Monday, Sep. 13, 1971
Return of the Toddy Tappers
The toddy tappers of Tamil Nadu triumphed last week after 23 years of temperance. Toddy is a potent and pungent Indian drink fermented from palm sap, traditionally collected by tappers who scamper daily to treetops to retrieve earthenware pots filled with sap tapped from the trees. But toddy tapping became a near-forgotten craft after 1948, when Tamil Nadu responded to a plea by Mohandas Gandhi to save Indians-and their pay envelopes -from toddy.
Last week Tamil Nadu suspended prohibition, and toddy shops were licensed to brew the potion again. But after so long a time, they could round up few able tappers. Those who remained took advantage of the situation, demanding, and getting, daily wage increases of from 41-c- to $1.33. They also received such unheard-of fringe benefits as salary advances, insurance, medical care, brick houses to live in instead of mud and straw huts, and profit sharing.
Tamil Nadu's chief minister, Muthuvel Karunanidhi, a teetotaler himself, was obviously irked when legislative assembly members greeted his decision with cheers. The move had been more or less forced upon him. As Karunanidhi metaphorically put it, the state had become "a gem of camphor surviving unlit in the midst of the flaming tongues of a hoop of fire"-meaning that thirsty Tamils had only to drive to adjoining Pondicherry, Mysore, Kerala or Andhra Pradesh for a drink. There was also an overriding economic reason for repeal. The state faces an $80 million budget deficit. Toddy will bring in an estimated $35 million from taxes and licenses.
Repeal started slowly last week because the first 90 minutes that toddy shops were allowed to open conflicted with the ascendancy of the demon Rahu,*who occasionally punishes unseemly conduct by destroying a man's wisdom, money or children. Business picked up later, however, and in Madras alone 150 drunks had been arrested by nightfall. That pointed up another worry. Too much tippling could wreck the state's principal industry: movies in the Tamil dialect. Since no one else understands them.
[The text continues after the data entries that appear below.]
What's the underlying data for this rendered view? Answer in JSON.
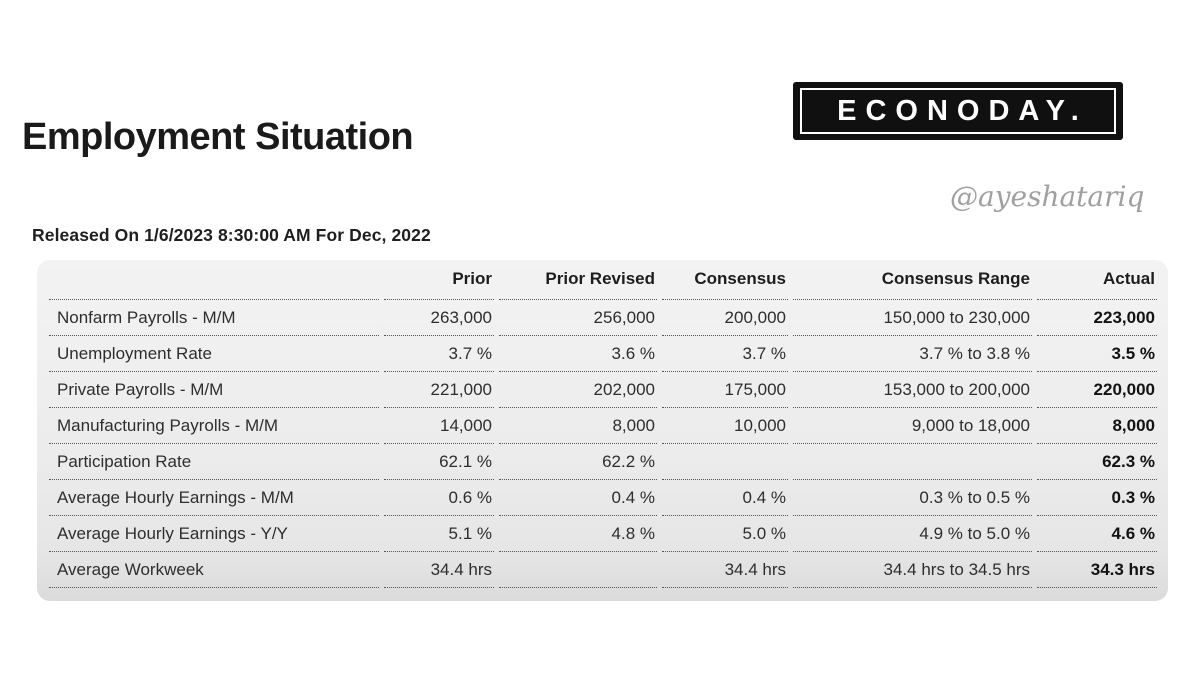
{
  "page": {
    "title": "Employment Situation",
    "released_on": "Released On 1/6/2023 8:30:00 AM For Dec, 2022",
    "watermark": "@ayeshatariq"
  },
  "logo": {
    "text": "ECONODAY."
  },
  "colors": {
    "logo_bg": "#101010",
    "logo_text": "#ffffff",
    "table_bg_top": "#f3f3f3",
    "table_bg_bottom": "#dbdbdb",
    "dotted_line": "#555555",
    "body_text": "#2e2e2e",
    "header_text": "#1d1d1d",
    "actual_text": "#121212",
    "watermark_text": "#a0a0a0"
  },
  "table": {
    "columns": [
      "",
      "Prior",
      "Prior Revised",
      "Consensus",
      "Consensus Range",
      "Actual"
    ],
    "rows": [
      {
        "label": "Nonfarm Payrolls - M/M",
        "values": [
          "263,000",
          "256,000",
          "200,000",
          "150,000 to 230,000",
          "223,000"
        ]
      },
      {
        "label": "Unemployment Rate",
        "values": [
          "3.7 %",
          "3.6 %",
          "3.7 %",
          "3.7 % to 3.8 %",
          "3.5 %"
        ]
      },
      {
        "label": "Private Payrolls - M/M",
        "values": [
          "221,000",
          "202,000",
          "175,000",
          "153,000 to 200,000",
          "220,000"
        ]
      },
      {
        "label": "Manufacturing Payrolls - M/M",
        "values": [
          "14,000",
          "8,000",
          "10,000",
          "9,000 to 18,000",
          "8,000"
        ]
      },
      {
        "label": "Participation Rate",
        "values": [
          "62.1 %",
          "62.2 %",
          "",
          "",
          "62.3 %"
        ]
      },
      {
        "label": "Average Hourly Earnings - M/M",
        "values": [
          "0.6 %",
          "0.4 %",
          "0.4 %",
          "0.3 % to 0.5 %",
          "0.3 %"
        ]
      },
      {
        "label": "Average Hourly Earnings - Y/Y",
        "values": [
          "5.1 %",
          "4.8 %",
          "5.0 %",
          "4.9 % to 5.0 %",
          "4.6 %"
        ]
      },
      {
        "label": "Average Workweek",
        "values": [
          "34.4 hrs",
          "",
          "34.4 hrs",
          "34.4 hrs to 34.5 hrs",
          "34.3 hrs"
        ]
      }
    ]
  }
}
Tamil movies are shown over and over to local viewers, who are often so taken with the actors, plot or music that they come back a third or fourth time. The problem now is, will the movie audiences remain as faithful when they have toddy shops to go to instead?
*A tippler himself, Rahu stole and sipped the nectar of immortality. As punishment, he was snipped in two by Vishnu. The sun and the moon tattled on Rahu; he still tries to retaliate by swallowing them. Sometimes he does, causing eclipses, but they always slip through his throat.